The simpler legislative route for the White House may be to make a big push on the payroll tax cut prior to the Thanksgiving break. In previous briefings, administration officials have argued as much. On Nov. 23, the deficit-reduction super committee is supposed to offer its set of recommendations. The president and his staff have made little secret of their desire to see the super committee tuck the payroll tax cut extension (along with other elements of the president's jobs package) into that proposal. Democratic aides on Capitol Hill have largely agreed.

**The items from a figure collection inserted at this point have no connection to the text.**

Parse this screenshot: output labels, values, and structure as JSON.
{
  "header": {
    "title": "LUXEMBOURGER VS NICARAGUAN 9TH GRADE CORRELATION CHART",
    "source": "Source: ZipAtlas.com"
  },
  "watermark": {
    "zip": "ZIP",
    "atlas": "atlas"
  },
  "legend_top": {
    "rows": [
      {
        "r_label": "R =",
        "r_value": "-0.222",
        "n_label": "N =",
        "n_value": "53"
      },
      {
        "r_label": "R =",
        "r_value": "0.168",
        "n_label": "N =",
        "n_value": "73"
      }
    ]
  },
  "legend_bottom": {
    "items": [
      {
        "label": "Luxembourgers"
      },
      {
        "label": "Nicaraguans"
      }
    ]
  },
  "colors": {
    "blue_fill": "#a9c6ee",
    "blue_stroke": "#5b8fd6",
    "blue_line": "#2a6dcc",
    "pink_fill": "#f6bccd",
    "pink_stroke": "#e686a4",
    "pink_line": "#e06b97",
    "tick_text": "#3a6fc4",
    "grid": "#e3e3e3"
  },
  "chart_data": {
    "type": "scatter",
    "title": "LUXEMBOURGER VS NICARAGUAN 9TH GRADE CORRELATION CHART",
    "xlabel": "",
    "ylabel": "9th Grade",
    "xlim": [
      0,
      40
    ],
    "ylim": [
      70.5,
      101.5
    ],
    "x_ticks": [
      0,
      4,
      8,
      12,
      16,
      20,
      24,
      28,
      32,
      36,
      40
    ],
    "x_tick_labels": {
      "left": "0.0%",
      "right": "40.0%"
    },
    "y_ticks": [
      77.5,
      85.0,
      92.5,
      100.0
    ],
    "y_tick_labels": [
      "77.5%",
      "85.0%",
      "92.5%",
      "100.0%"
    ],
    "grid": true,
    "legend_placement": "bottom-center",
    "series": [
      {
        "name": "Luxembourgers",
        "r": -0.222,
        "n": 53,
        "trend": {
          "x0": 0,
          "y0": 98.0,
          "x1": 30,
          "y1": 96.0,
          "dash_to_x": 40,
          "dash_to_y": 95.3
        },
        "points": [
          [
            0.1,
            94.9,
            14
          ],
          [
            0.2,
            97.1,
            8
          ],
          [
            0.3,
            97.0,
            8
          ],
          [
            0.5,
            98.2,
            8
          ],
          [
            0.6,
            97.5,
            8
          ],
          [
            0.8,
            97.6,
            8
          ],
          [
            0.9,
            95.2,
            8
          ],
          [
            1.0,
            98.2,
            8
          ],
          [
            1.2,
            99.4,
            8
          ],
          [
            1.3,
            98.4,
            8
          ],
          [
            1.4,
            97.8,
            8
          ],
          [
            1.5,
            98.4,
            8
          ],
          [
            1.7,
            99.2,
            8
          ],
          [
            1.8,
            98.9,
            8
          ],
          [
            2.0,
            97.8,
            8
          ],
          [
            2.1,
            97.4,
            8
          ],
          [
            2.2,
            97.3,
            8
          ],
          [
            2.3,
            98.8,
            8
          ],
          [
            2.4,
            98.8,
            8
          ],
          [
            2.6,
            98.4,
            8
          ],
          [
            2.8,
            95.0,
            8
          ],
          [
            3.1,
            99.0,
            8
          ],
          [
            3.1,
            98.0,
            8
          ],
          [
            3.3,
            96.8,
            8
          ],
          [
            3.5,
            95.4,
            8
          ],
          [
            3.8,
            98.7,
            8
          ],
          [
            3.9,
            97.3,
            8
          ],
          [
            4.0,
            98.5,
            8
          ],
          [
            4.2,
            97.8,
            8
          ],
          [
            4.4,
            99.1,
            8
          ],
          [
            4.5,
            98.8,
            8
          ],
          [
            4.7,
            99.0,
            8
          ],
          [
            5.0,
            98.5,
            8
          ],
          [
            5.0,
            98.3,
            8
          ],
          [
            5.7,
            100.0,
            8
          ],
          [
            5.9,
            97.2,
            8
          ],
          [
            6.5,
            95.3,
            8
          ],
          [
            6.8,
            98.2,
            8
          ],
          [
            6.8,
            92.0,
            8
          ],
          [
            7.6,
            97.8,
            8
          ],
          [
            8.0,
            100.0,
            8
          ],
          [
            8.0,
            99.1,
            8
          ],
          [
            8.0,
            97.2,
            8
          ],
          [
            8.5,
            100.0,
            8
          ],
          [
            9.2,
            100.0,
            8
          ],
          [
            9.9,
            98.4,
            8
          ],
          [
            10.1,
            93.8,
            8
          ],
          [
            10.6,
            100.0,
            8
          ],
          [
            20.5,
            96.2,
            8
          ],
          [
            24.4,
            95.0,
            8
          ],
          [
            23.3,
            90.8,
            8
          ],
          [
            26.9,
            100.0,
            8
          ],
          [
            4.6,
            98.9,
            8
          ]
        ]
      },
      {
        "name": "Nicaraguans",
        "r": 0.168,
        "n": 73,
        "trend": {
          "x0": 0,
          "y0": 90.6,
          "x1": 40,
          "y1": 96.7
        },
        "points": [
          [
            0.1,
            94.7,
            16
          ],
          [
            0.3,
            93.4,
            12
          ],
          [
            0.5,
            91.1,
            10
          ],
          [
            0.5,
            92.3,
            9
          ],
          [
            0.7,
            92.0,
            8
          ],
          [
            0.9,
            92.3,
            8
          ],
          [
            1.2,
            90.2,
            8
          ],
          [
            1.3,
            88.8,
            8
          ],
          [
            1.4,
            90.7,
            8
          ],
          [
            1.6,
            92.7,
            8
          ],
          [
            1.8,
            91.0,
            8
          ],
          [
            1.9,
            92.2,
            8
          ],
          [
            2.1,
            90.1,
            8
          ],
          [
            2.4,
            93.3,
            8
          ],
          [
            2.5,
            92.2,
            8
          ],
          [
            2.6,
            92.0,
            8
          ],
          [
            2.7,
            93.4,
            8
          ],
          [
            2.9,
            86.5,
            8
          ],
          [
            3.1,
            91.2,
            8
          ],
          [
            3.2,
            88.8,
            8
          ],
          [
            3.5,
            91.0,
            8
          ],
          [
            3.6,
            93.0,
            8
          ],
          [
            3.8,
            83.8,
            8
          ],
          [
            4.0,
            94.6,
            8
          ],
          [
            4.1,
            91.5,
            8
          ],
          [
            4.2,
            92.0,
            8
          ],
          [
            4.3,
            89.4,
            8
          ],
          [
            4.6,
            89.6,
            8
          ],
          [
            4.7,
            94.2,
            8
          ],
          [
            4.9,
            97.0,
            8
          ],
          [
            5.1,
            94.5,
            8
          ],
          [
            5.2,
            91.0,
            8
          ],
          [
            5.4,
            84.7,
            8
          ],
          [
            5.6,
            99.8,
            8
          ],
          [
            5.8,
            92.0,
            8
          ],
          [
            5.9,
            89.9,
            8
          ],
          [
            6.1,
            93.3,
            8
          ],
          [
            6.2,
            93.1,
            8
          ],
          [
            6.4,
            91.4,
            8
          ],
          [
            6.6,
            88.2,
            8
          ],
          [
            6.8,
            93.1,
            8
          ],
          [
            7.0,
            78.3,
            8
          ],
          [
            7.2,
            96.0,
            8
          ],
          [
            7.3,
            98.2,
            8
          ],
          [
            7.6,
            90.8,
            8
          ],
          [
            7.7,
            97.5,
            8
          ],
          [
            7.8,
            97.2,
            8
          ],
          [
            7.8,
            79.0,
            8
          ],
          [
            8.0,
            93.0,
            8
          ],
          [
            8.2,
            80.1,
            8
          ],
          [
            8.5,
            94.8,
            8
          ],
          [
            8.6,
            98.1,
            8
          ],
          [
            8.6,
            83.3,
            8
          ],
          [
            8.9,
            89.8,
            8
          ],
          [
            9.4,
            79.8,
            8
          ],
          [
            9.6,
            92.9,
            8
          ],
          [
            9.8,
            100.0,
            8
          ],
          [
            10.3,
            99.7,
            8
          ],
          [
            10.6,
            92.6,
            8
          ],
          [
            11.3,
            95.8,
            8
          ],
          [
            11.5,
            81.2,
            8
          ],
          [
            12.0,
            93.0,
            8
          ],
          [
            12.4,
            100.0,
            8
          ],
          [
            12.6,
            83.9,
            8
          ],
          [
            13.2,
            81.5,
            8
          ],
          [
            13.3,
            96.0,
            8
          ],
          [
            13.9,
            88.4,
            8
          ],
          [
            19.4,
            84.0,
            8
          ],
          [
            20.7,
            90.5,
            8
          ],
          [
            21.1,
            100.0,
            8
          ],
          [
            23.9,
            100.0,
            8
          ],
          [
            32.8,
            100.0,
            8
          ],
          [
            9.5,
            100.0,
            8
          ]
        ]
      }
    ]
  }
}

But there remain obstacles. Texas Sen. John Cornyn, a member of the Republican leadership, has said he opposes extending the payroll tax cut on the grounds that it's undermining the solvency of Social Security's trust fund. Other GOP lawmakers have objected to Democratic efforts to put a surtax on millionaires as a means of offsetting the extension, which is projected to cost $145 billion. Still others have argued that, rather than extending the tax cut for an additional year or so, the White House and Congress should work to make it permanent.

Asked about the latter argument, a senior administration official said any discussion of making the tax cut permanent would likely have to take place in the context of negotiations on broader tax reform. And with the Bush-era income tax cuts set to expire at the end of 2012, those talks are about a year away.

As for the offset for the payroll tax cut, the senior officials were pressed by reporters as to why there needed to be an offset at all. The payroll tax cut was originally passed without corresponding revenue savings elsewhere. Although deficit reduction hysteria has since taken over Capitol Hill, there is some economic merit (it would prove more stimulative to the economy) to doing that again.

"It is too early to begin to speculate about [dropping the millionaire's surtax]," the official said. "But I will say that every element of our jobs bill can be paid for."